Max: I think it’s also part of growing up and artist to realize even though you wished you wrote certain songs or you wished you played certain parts and you realize you didn’t so it’s sort of your task to go “What is my contribution?” What can I do that is unique to me and is of value?

Planet Ill: You say Michael Jackson. There’s a marriage of soul and of pop there that is rarefied. How do you reach the masses and still keep your heart?
A.D.: I think part of being an artist and by that I mean thoughtful and creative person who makes things, you have to realize that you’re not a people pleaser. That’s what business people do. Artists create. You just have to make what is true to you and what you want to do and the people that you are creating with. I think as soon as people start trying to make something just to appeal to some economic segment, it immediately cheapens the value of what you’re doing in the first place. And there’s a difference too between an entertainer and an artist. And sometimes they may coincide but the Elvis impersonator maybe a better entertainer than Max and I are but we’re more focused on creation. Entertaining is just a way to present that creation. Luckily the fans that we have are not buying into necessarily a specific sound or a particular aesthetic; they’re more into the creativity that we try to represent or that we try to manifest in our music and the inventiveness or the diversity or whatever qualities they care about. It’s not about just a sound.

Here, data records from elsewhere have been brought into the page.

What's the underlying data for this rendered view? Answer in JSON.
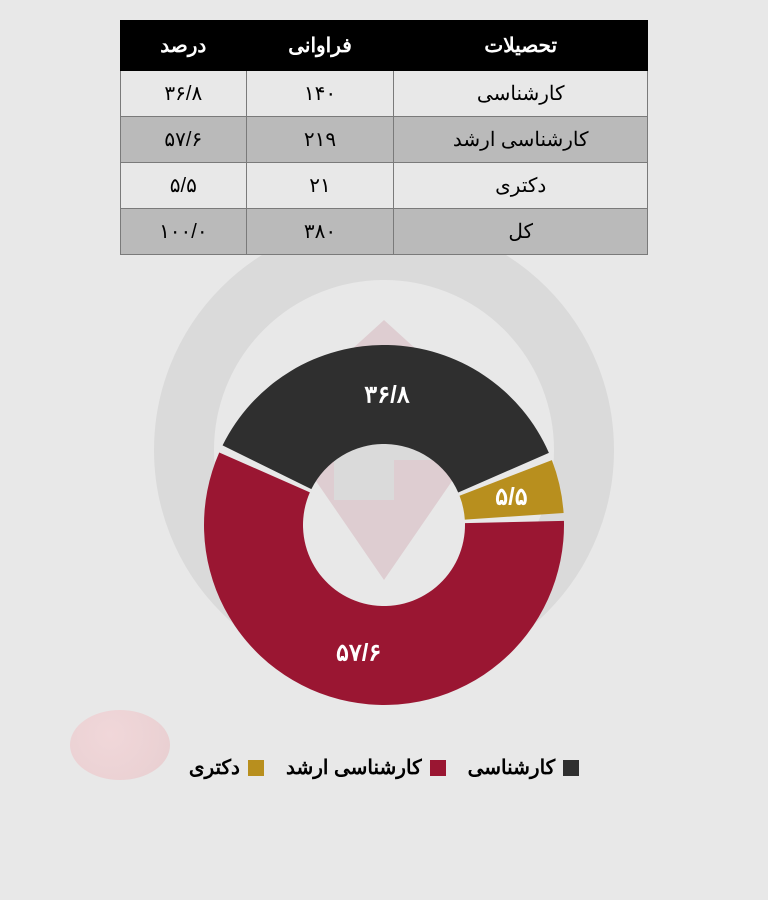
{
  "table": {
    "columns": [
      "تحصیلات",
      "فراوانی",
      "درصد"
    ],
    "rows": [
      {
        "cells": [
          "کارشناسی",
          "۱۴۰",
          "۳۶/۸"
        ],
        "alt": false
      },
      {
        "cells": [
          "کارشناسی ارشد",
          "۲۱۹",
          "۵۷/۶"
        ],
        "alt": true
      },
      {
        "cells": [
          "دکتری",
          "۲۱",
          "۵/۵"
        ],
        "alt": false
      },
      {
        "cells": [
          "کل",
          "۳۸۰",
          "۱۰۰/۰"
        ],
        "alt": true
      }
    ],
    "header_bg": "#000000",
    "header_fg": "#ffffff",
    "border_color": "#7a7a7a",
    "alt_row_bg": "#bababa",
    "font_size": 20
  },
  "chart": {
    "type": "donut",
    "background_color": "#e8e8e8",
    "inner_radius_ratio": 0.45,
    "outer_radius": 180,
    "start_angle_deg": -65,
    "slices": [
      {
        "name": "کارشناسی",
        "value": 36.8,
        "label": "۳۶/۸",
        "color": "#2f2f2f"
      },
      {
        "name": "دکتری",
        "value": 5.5,
        "label": "۵/۵",
        "color": "#b88f1e"
      },
      {
        "name": "کارشناسی ارشد",
        "value": 57.6,
        "label": "۵۷/۶",
        "color": "#9a1632"
      }
    ],
    "gap_deg": 2.5,
    "label_color": "#ffffff",
    "label_fontsize": 24
  },
  "legend": {
    "items": [
      {
        "label": "کارشناسی",
        "color": "#2f2f2f"
      },
      {
        "label": "کارشناسی ارشد",
        "color": "#9a1632"
      },
      {
        "label": "دکتری",
        "color": "#b88f1e"
      }
    ],
    "font_size": 20
  }
}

Planet Ill: The Devil offers you immortality in terms of your music; the chance to be remembered like the Beatles. Immortal like Michael or Elvis or James Brown. What would you give up to me mentioned in that kind of rarefied air?
Max: I would give up like current fame probably. It would probably be cooler to have an average middle class life and an artist and have your work remembered later as extraordinary. It’s probably better for you than to be celebrated.